Come Vengono Prodotti Gli Incantesimi?
Canzona di ringraziamento
Venere Che le Grazie la Fiorscono
L’orizzonte luminoso di Aton

Christopher Schelb, flute

Due Notturni (1998)
I. Vivo volando
II. Non troppo lento

Due Notturni Crudeli (2001)
I. Senza tempo e scandito
II. Furia, metallo

Michael P. Tan, piano

 

 

THE PERFORMERS

Michael P. Tan is a Guam-born pianist currently based in New York. Mr. Tan is an avid proponent of 20th and 21st century music and has extensively performed around the United States and abroad.
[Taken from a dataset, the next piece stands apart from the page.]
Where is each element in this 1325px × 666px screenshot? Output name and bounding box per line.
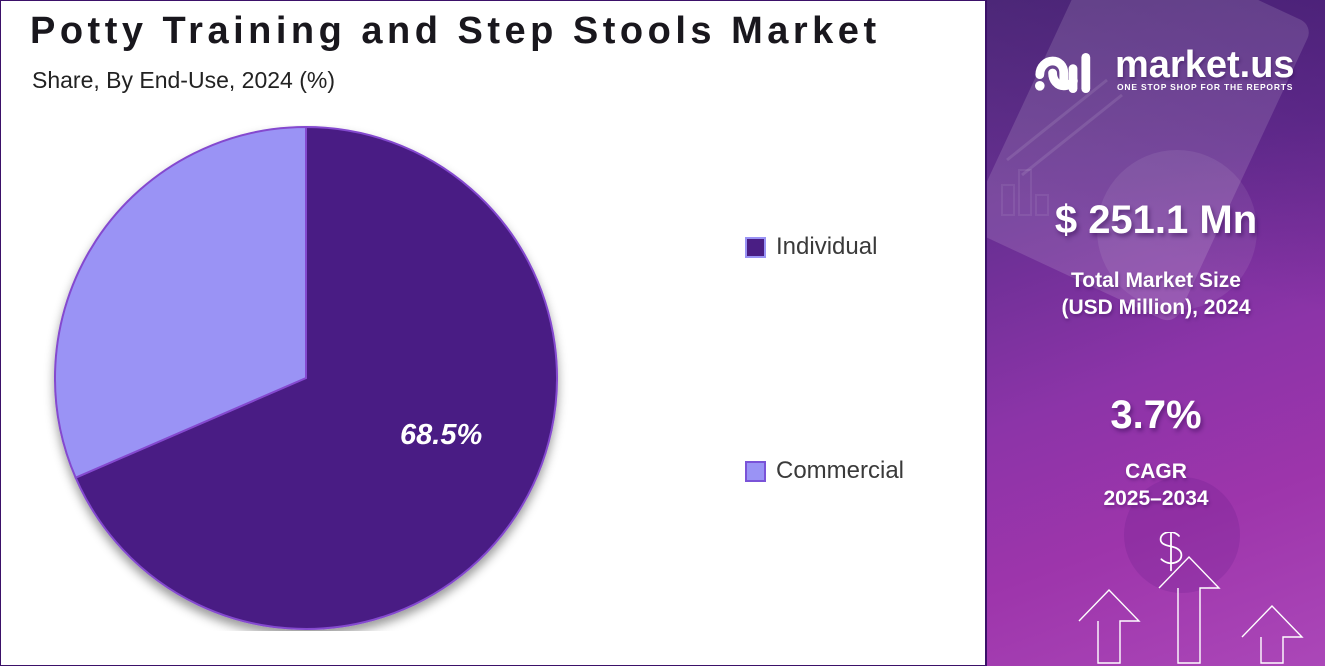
svg-text:68.5%: 68.5% bbox=[400, 419, 482, 451]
He has commissioned works by several composers including Matthew Greenbaum and has performed with ensembles including the Temple New Music Ensemble and the NYU Contemporary Ensemble. His musical achievements have been recognized through the Olga Gagliardi Getto Award (2012), the Elmer Y. Yarnell Scholarship (2013), and Jacobs Music Company Steinway Award (2015) for “outstanding pianistic ability, musicianship, and artistic and academic achievement.” In addition to his musical interests, he has been involved with cross-disciplinary work, participating in a Thirdbird’s workshop series with choreographers Matteo Fargion and Jonathan Burrows in 2015. His work has been presented at the 2016 Dada Lives! Exhibition at UC Blue Ash College and published in MetaDada: The International Journal of Data Mining. He holds a B.M. in Piano Performance from Temple University and is currently pursuing an M.M. at New York University, where he serves as Adjunct Instructor of Piano. His teachers include Mr. Harvey Wedeen and Dr. Marilyn Nonken.

 

Chris Schelb “I am a flutist and composer who is passionately engaged with contemporary music. I have always been attracted to the sonorities and sheer audacity of modernist composers— the complexity of Brian Ferneyhough and Salvatore Sciarrino and their marvelous timbres were doorways into fresh sonic worlds. I’ve slowly begun to move outwards; exploring composers such as Richard Barrett and James Dillon. these composers, while extremely diverse in sound world, have created a compositional language which I find extremely appealing. I currently study with David Cramer at Temple University. Over the past four years I have also studied with notable new music pedagogues such as Patricia Spencer, Mario Caroli, and Robert Aitken. In the Fall of 2016 I will be moving to Wales to study with Richard Craig and specialize in the interpretation of New Complexity.”

 

THE COMPOSER

Salvatore Sciarrino (b. 1947) is, along with Luciano Berio, among the most important Italian composers of contemporary music. Self-taught, he began to compose when he was twelve. His first public concert was given in 1962. After completing his schooling and a few years of university in his home town, he moved first to Rome in 1969 and then to Milan in 1977. Since 1983 he was been living in Umbria. He has taught at the conservatories of Milan (1974-1983), Perugia (1983-1987) and Florence (1987-1996). He has also held courses of specialization and master classes: particularly worth mentioning are those of Città di Castello from 1979 to 2000. Between 1978 and 1980 he was artistic director of the Teatro Comunale of Bologna. An Academician of Santa Cecilia (Rome), Academician of the Fine Arts of Bavaria and Academician of the Arts (Berlin), he has won numerous prizes, the most recent ones being the Prince Pierre de Monaco (2003) and the prestigious Premio Internazionale Feltrinelli (2003). He is also the first winner of the new Musikpreis Salzburg (2006).